COMMENT
Assertions in a Herald editorial about overeagerness by the Broadcasting Standards Authority, as well as calls by some broadcasters for self-regulation, suggest the authority's work is misunderstood.
The broadcasting industry enjoys considerable self-regulation. If the public wish to complain about a particular television or radio broadcast, they must do so first to the broadcaster (except for privacy complaints). That broadcaster can consider the matter alone, work out its own systems to address issues and, if necessary, put things right.
Generally, only if a complainant believes the matter has been dealt with inadequately can a complaint be referred to the BSA. The authority is, if you like, the appeal mechanism.
Many complainants would prefer to go to the authority directly. But the BSA agrees that broadcasters should deal with matters first and, given that they do, we are bemused at the suggestion that broadcasters are somehow constrained by the process.
The grounds for referral to the authority are carefully limited by broadcasting codes. Notably, these codes are devised by the broadcasters, another part of the system enabling broadcasters to exert considerable influence.
The codes (derived from the Broadcasting Act) allow complaints to be lodged on grounds as varied as fairness, balance, accuracy, good taste and decency, breach of privacy, law and order, violence and protection of children.
Mere subjective negative reaction by the audience is not enough for a complaint to succeed. We live in a society in which a robust, healthy tension exists between the right to access and the right to be protected from material that might upset.
Thus the provision of accessible guidance for parents, plus encouragement of media literacy so audiences can develop clear-eyed critical faculties, is essential to enable informed choice. New Zealand has much to do in this area.
It is the public, not broadcasters, whose role in the complaints system is circumscribed. Complainants must understand the broadcast codes, describe how the broadcast allegedly breached them and engage in further correspondence with us if they want to take the matter further. The requirements are not unreasonable but most complainants tell us that the process takes considerable time and energy.
It is a goal of the BSA to make the process as informal as we can but we cannot cut corners.
It is a high threshold above which complaints are upheld because of the proper acknowledgments we make to free speech and the Bill of Rights Act. Less than a quarter of complaints to the authority are upheld, not because we set out to impose a quota or because the system is too soft but because broadcasters, in general, act responsibly. When they do not, the reason for an independent mechanism becomes obvious.
For example, complaints lately upheld by the BSA include inflammatory comments by a TV host on a news matter involving Maori, partial comments on a radio programme about Pakeha critics, personal abuse levied by radio hosts, unfair interviewing techniques and adult TV programmes that have been too accessible to children. In each case, the issue boiled down to someone not being given a fair go.
It is curious that one broadcaster, in particular, regularly levels the accusation that because authority members are appointed by Government they are stooges on political matters. This is not so for any other statutory board or quasi-judicial authority and it is quite illogical - indeed offensive - that it should be so claimed about the BSA.

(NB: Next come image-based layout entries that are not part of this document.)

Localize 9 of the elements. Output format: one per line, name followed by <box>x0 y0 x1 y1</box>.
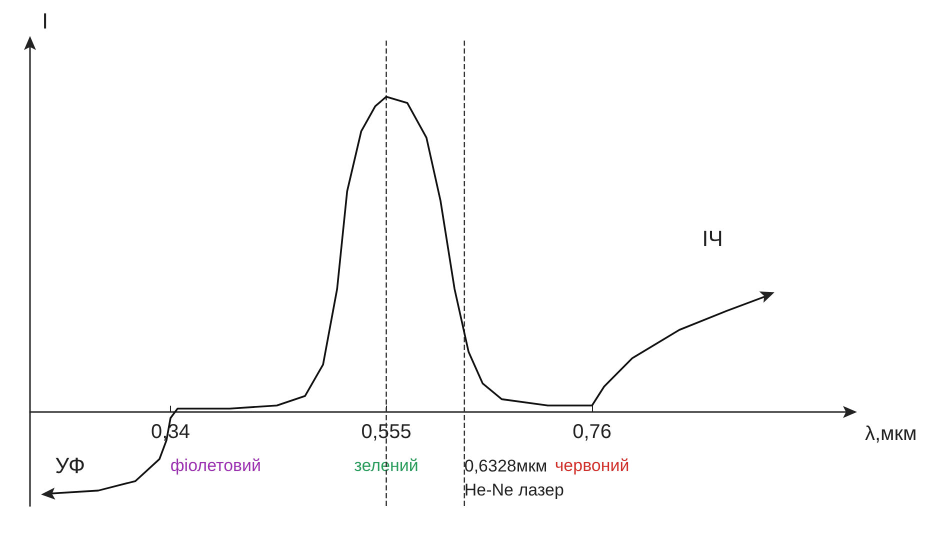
annotation: зелений <box>354 456 418 475</box>
annotation: ІЧ <box>702 226 723 251</box>
annotation: УФ <box>55 452 86 478</box>
x-tick-label: 0,555 <box>361 420 412 443</box>
x-axis-title: λ,мкм <box>865 422 917 445</box>
annotation: фіолетовий <box>170 456 262 475</box>
x-tick-label: 0,76 <box>572 420 612 443</box>
annotation: червоний <box>554 456 630 475</box>
y-axis-title: I <box>42 8 48 34</box>
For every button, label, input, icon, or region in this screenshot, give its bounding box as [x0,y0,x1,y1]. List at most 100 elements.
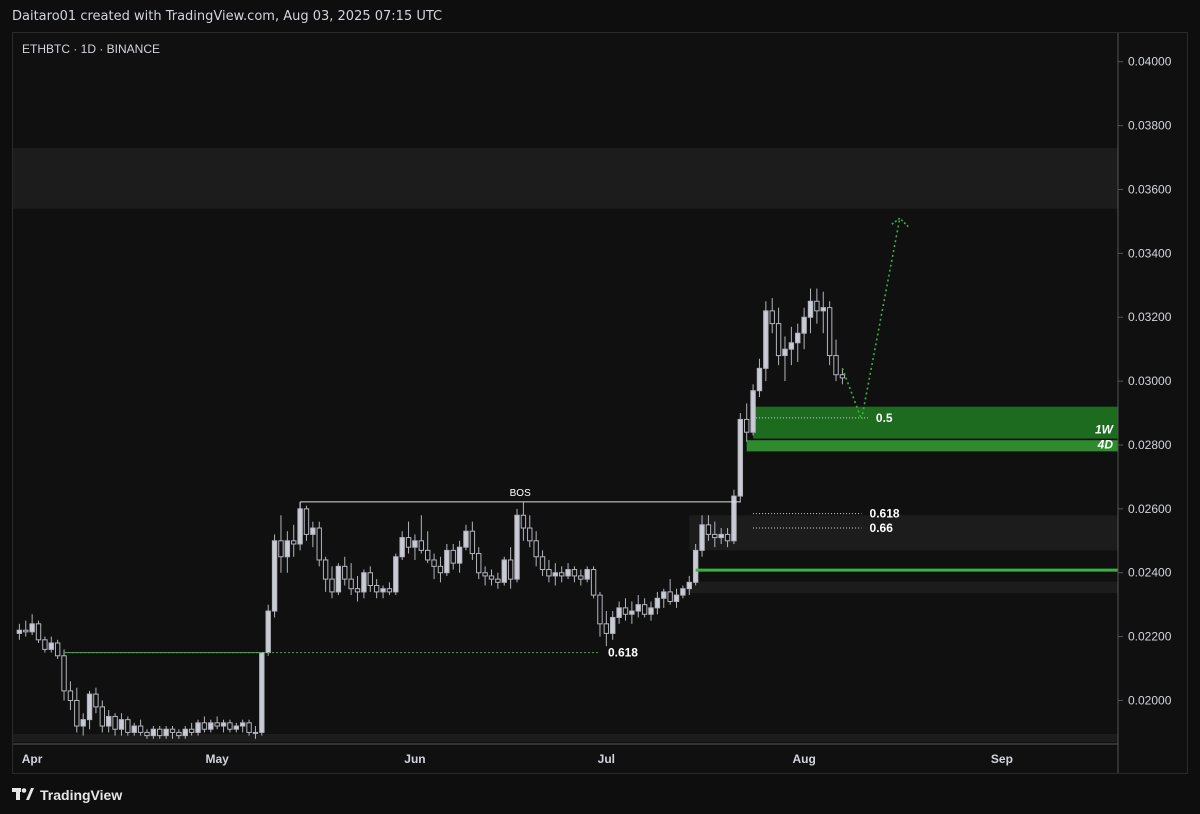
candle-body [252,731,259,734]
candle-body [361,572,367,593]
candle-body [208,722,214,730]
candle-body [692,549,699,583]
footer: TradingView [12,784,122,806]
candle-body [686,581,692,590]
support-zone-4d [746,440,1118,452]
candle-body [380,588,386,593]
candle-body [348,578,354,590]
candle-body [590,569,597,596]
candle-body [201,722,208,730]
zone-label-weekly: 1W [1095,423,1115,437]
candle-body [29,623,35,633]
candle-body [629,610,635,615]
candle-body [578,575,584,580]
candle-body [137,725,144,733]
candle-body [157,728,163,737]
candle-body [514,514,520,580]
candle-body [367,572,373,587]
price-tick-label: 0.02600 [1128,502,1172,516]
time-tick-label: Aug [792,752,815,766]
candle-body [539,556,546,571]
candle-body [469,530,476,555]
candle-body [233,725,240,730]
candle-body [67,690,74,701]
candle-body [163,728,169,737]
candle-body [118,719,125,730]
candle-body [501,559,507,583]
candle-body [150,728,157,737]
candle-body [558,572,565,577]
candle-body [782,348,788,357]
fib-level-label: 0.5 [876,411,893,425]
candle-body [329,578,335,593]
candle-body [731,495,737,542]
candle-body [603,623,610,634]
candle-body [654,597,661,609]
candle-body [342,565,348,580]
price-tick-label: 0.03000 [1128,374,1172,388]
candle-body [48,642,54,650]
time-tick-label: Jun [404,752,425,766]
candle-body [565,569,571,577]
candle-body [297,508,303,545]
candle-body [80,719,86,727]
candle-body [814,300,820,312]
candle-body [303,508,310,535]
candle-body [322,559,329,580]
candle-body [437,565,444,574]
candle-body [310,527,316,535]
candle-body [176,731,182,737]
time-tick-label: May [205,752,229,766]
candle-body [373,585,380,593]
candle-body [405,537,412,548]
candle-body [61,655,67,692]
candle-body [418,540,425,551]
candle-body [259,652,265,733]
candle-body [335,565,342,593]
price-tick-label: 0.02200 [1128,630,1172,644]
candle-body [763,310,769,369]
candle-body [801,316,807,334]
chart-header: Daitaro01 created with TradingView.com, … [0,0,1200,32]
projection-arrowhead [891,217,911,229]
candle-body [520,514,527,529]
price-tick-label: 0.04000 [1128,55,1172,69]
candle-body [705,524,712,535]
author-caption: Daitaro01 created with TradingView.com, … [12,9,443,24]
candle-body [144,731,150,737]
time-tick-label: Sep [991,752,1013,766]
candle-body [412,540,418,548]
candle-body [54,642,61,657]
candle-body [680,588,686,596]
symbol-info: ETHBTC · 1D · BINANCE [22,42,161,56]
fib-level-label: 0.66 [870,521,894,535]
candle-body [546,569,552,577]
candle-body [584,569,590,580]
candle-body [724,533,731,542]
candle-body [476,553,482,574]
candle-body [635,604,641,612]
grey-zone [689,581,1118,594]
grey-zone [13,734,1118,742]
candle-body [227,722,233,730]
candle-body [386,588,393,593]
candle-body [316,527,322,561]
candle-body [214,722,220,727]
candle-body [112,715,118,730]
candle-body [188,728,195,733]
grey-zone [689,515,1118,551]
fib-level-label: 0.618 [870,507,900,521]
price-tick-label: 0.03200 [1128,310,1172,324]
candle-body [507,559,514,580]
candle-body [35,623,42,641]
candle-body [482,572,488,577]
candle-body [425,549,431,561]
candle-body [265,610,271,654]
candle-body [450,549,456,564]
candle-body [278,540,284,558]
candle-body [463,530,469,548]
candle-body [699,524,705,551]
bos-label: BOS [510,488,531,499]
candle-body [125,719,131,733]
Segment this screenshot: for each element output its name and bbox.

The debates that rage around our board table continue irrespective of which party is in government, and the tiny number of successful court appeals against authority decisions (four since 1989, out of more than 2000 decisions issued) indicates that members discharge their responsibilities carefully. They would not last long if they didn't.
You need a pretty thick skin to be involved in this business. Every decision handed down by the BSA will annoy the party whose case was not accepted. Some of the matters referred to the authority are not always particularly important in the big scheme of things.
But many other issues raised are critically important in a democracy, especially the obligation of the media to be fair as well as free.
The authority's very existence is a fine incentive for broadcasters to stay on their toes and to remind themselves continually of the incomparable potential of electronic media to harm as well as inform and entertain.
A popularity contest it is not, but a fair process indeed it is.
* Jane Wrightson, the Broadcasting Standards Authority chief executive, responds to a Herald editorial view that the BSA has been too keen to take on the Paul Holmes case.